シベリア先住民語とは?
しべりあせんじゅうみんご
シベリア先住民語とは、シベリアに古来から居住する先住民族が話す多様な言語群の総称です。
シベリア先住民語は、ロシア連邦のシベリア・極東地域に居住する先住民族(indigenous peoples)が話す言語を総称したものです。これらの言語は単一の語族ではなく、複数の異なる語族・孤立語・語族未確定の言語を含む多様な集合体です。
主要な語族と言語の例を挙げると次のとおりです。
- チュルク語族:ヤクート語(サハ語)・トゥバ語・ハカス語など。話者数が比較的多い。
- モンゴル語族:ブリヤート語など。
- ツングース語族:エベンキ語・ナナイ語・ウデへ語など。広大な地域に分散して分布。

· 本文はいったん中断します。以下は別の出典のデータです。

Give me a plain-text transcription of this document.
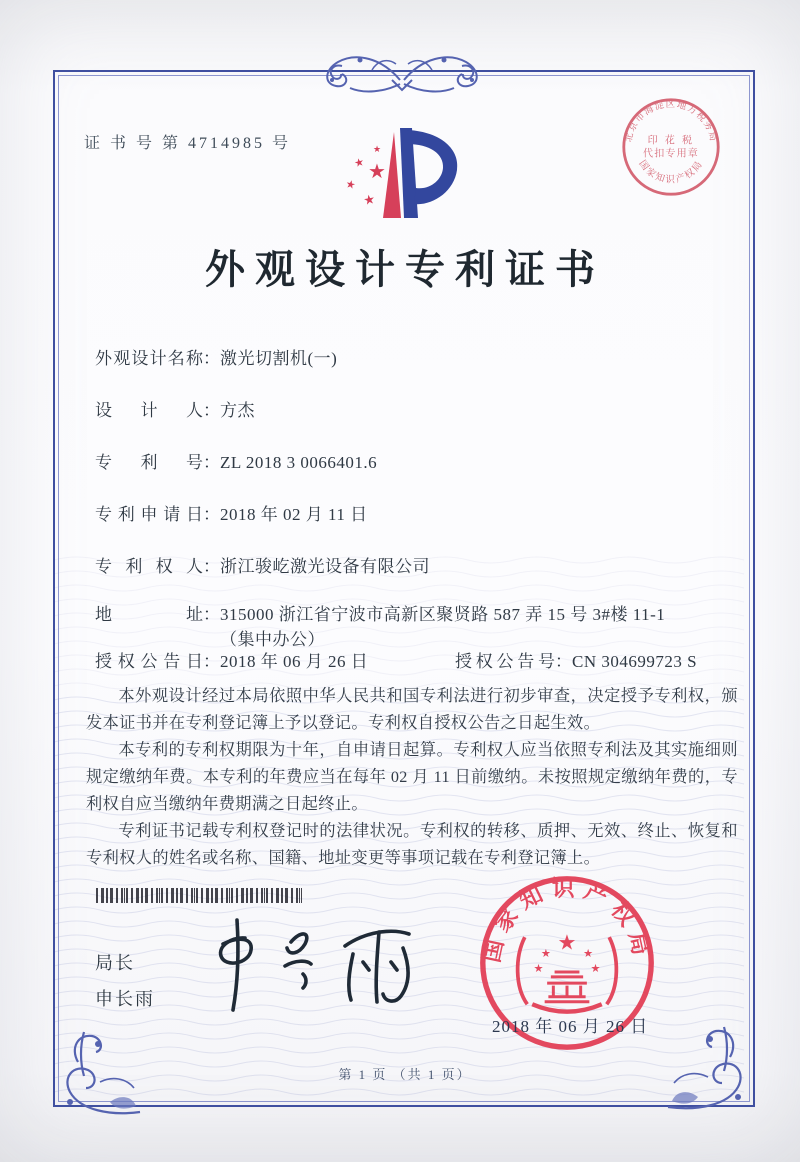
证 书 号 第 4714985 号	★
★ ★
★
★
北京市海淀区地方税务局
国家知识产权局
印 花 税
代扣专用章
外观设计专利证书
外观设计名称：激光切割机(一)
设计人：方杰
专利号：ZL 2018 3 0066401.6
专利申请日：2018 年 02 月 11 日
专利权人：浙江骏屹激光设备有限公司
地址：315000 浙江省宁波市高新区聚贤路 587 弄 15 号 3#楼 11-1（集中办公）
授权公告日：2018 年 06 月 26 日	授权公告号：CN 304699723 S

本外观设计经过本局依照中华人民共和国专利法进行初步审查，决定授予专利权，颁发本证书并在专利登记簿上予以登记。专利权自授权公告之日起生效。

本专利的专利权期限为十年，自申请日起算。专利权人应当依照专利法及其实施细则规定缴纳年费。本专利的年费应当在每年 02 月 11 日前缴纳。未按照规定缴纳年费的，专利权自应当缴纳年费期满之日起终止。

专利证书记载专利权登记时的法律状况。专利权的转移、质押、无效、终止、恢复和专利权人的姓名或名称、国籍、地址变更等事项记载在专利登记簿上。

局长
申长雨
国家知识产权局
★
★	★
★	★
2018 年 06 月 26 日
第 1 页 （共 1 页）
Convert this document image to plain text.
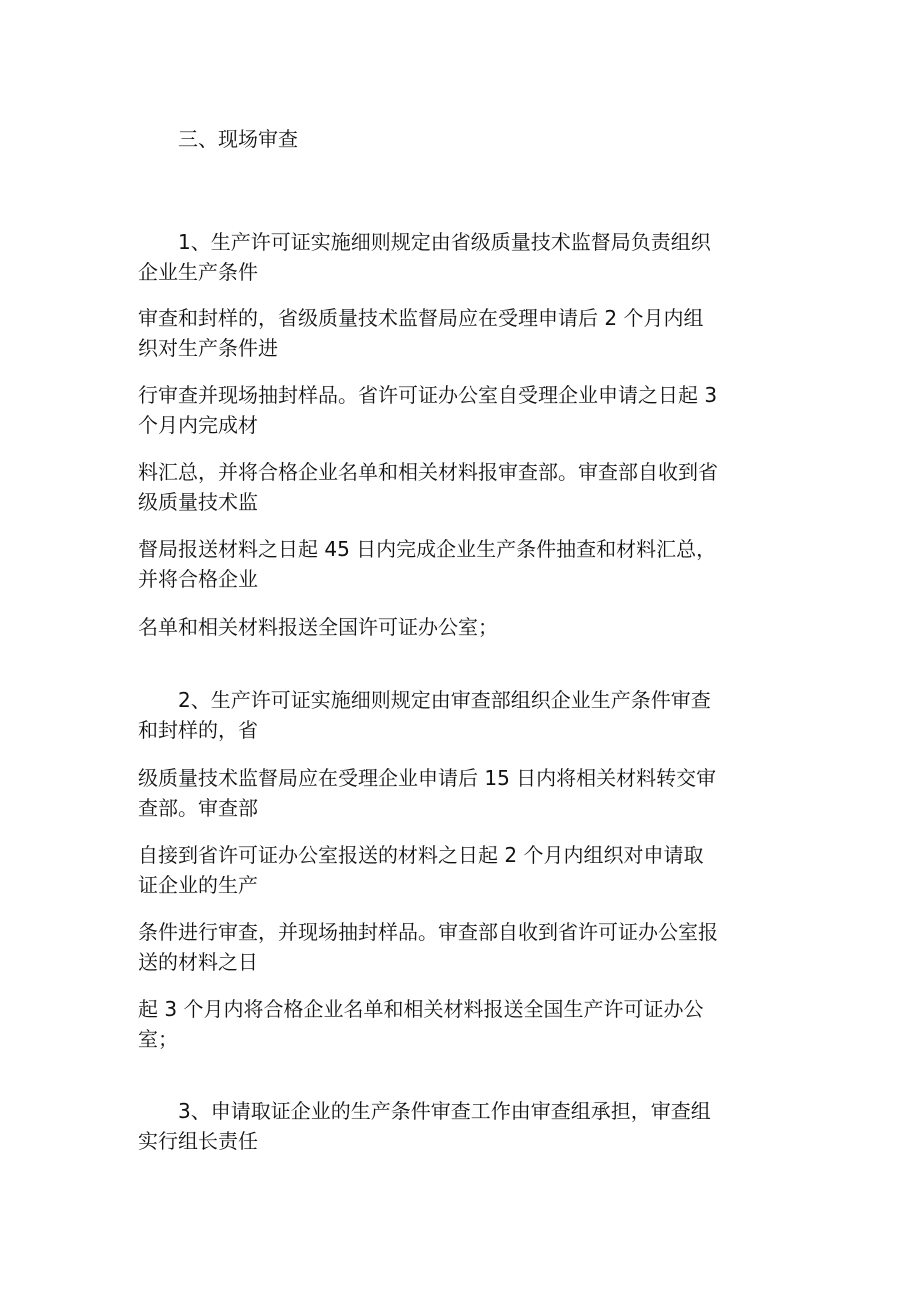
三、现场审查

1、生产许可证实施细则规定由省级质量技术监督局负责组织企业生产条件

审查和封样的，省级质量技术监督局应在受理申请后 2 个月内组织对生产条件进

行审查并现场抽封样品。省许可证办公室自受理企业申请之日起 3 个月内完成材

料汇总，并将合格企业名单和相关材料报审查部。审查部自收到省级质量技术监

督局报送材料之日起 45 日内完成企业生产条件抽查和材料汇总，并将合格企业

名单和相关材料报送全国许可证办公室；

2、生产许可证实施细则规定由审查部组织企业生产条件审查和封样的，省

级质量技术监督局应在受理企业申请后 15 日内将相关材料转交审查部。审查部

自接到省许可证办公室报送的材料之日起 2 个月内组织对申请取证企业的生产

条件进行审查，并现场抽封样品。审查部自收到省许可证办公室报送的材料之日

起 3 个月内将合格企业名单和相关材料报送全国生产许可证办公室；

3、申请取证企业的生产条件审查工作由审查组承担，审查组实行组长责任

- 古シベリア語(孤立語・小語族):ユカギール語・ニヴフ語・ケット語・チュクチ語など。これらは他の語族と系統的つながりが証明されていない孤立した言語群である。
シベリア先住民語の多くは話者数が極めて少なく、消滅の危機に瀕しています。ロシア革命後のソビエト政権下では一部の言語に文字化・標準化が行われましたが、ロシア語への同化圧力も強く、現在は話者の高齢化と若者世代への継承断絶が深刻です。

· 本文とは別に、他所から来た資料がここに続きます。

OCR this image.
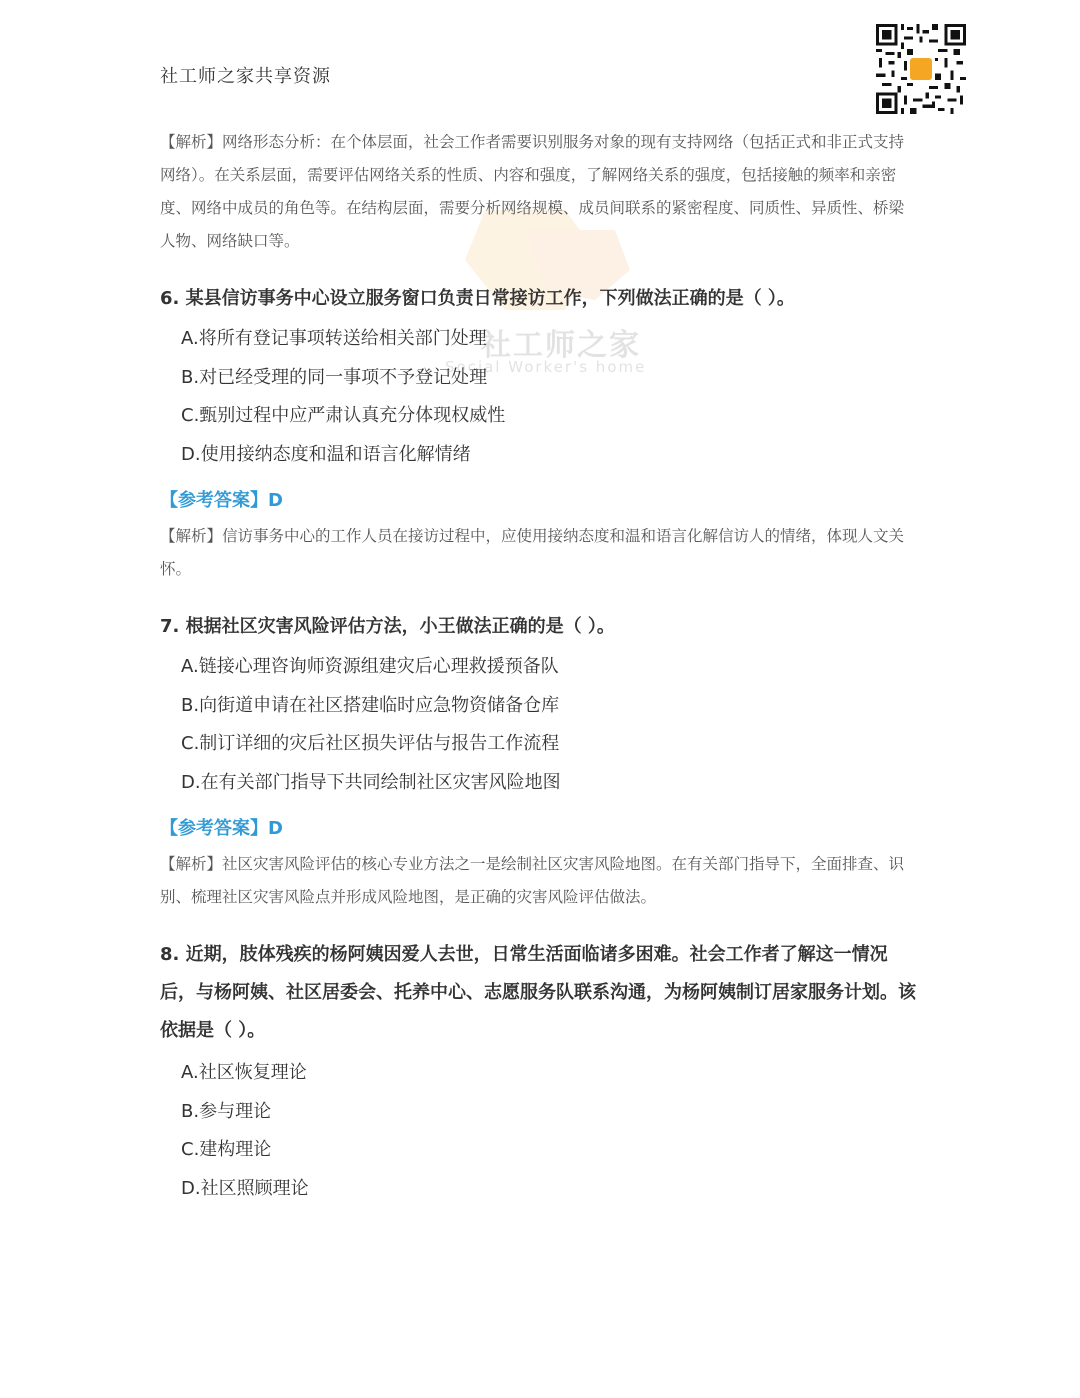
社工师之家共享资源

【解析】网络形态分析：在个体层面，社会工作者需要识别服务对象的现有支持网络（包括正式和非正式支持网络）。在关系层面，需要评估网络关系的性质、内容和强度，了解网络关系的强度，包括接触的频率和亲密度、网络中成员的角色等。在结构层面，需要分析网络规模、成员间联系的紧密程度、同质性、异质性、桥梁人物、网络缺口等。

6. 某县信访事务中心设立服务窗口负责日常接访工作，下列做法正确的是（ ）。

A.将所有登记事项转送给相关部门处理
B.对已经受理的同一事项不予登记处理
C.甄别过程中应严肃认真充分体现权威性
D.使用接纳态度和温和语言化解情绪

【参考答案】D

【解析】信访事务中心的工作人员在接访过程中，应使用接纳态度和温和语言化解信访人的情绪，体现人文关怀。

7. 根据社区灾害风险评估方法，小王做法正确的是（ ）。

A.链接心理咨询师资源组建灾后心理救援预备队
B.向街道申请在社区搭建临时应急物资储备仓库
C.制订详细的灾后社区损失评估与报告工作流程
D.在有关部门指导下共同绘制社区灾害风险地图

【参考答案】D

【解析】社区灾害风险评估的核心专业方法之一是绘制社区灾害风险地图。在有关部门指导下，全面排查、识别、梳理社区灾害风险点并形成风险地图，是正确的灾害风险评估做法。

8. 近期，肢体残疾的杨阿姨因爱人去世，日常生活面临诸多困难。社会工作者了解这一情况后，与杨阿姨、社区居委会、托养中心、志愿服务队联系沟通，为杨阿姨制订居家服务计划。该依据是（ ）。

A.社区恢复理论
B.参与理论
C.建构理论
D.社区照顾理论
社工师之家
Social Worker's home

言語学的には、これらの言語は人類のシベリア・アメリカ大陸への拡散経路を探る重要な手がかりであり、特にアメリカ先住民語との比較研究が進められています。
使い方・例文
「エベンキ語はシベリア先住民語のひとつで、広大な地域に分布するツングース語族に属する」というように、言語学や民族学の文脈で登場します。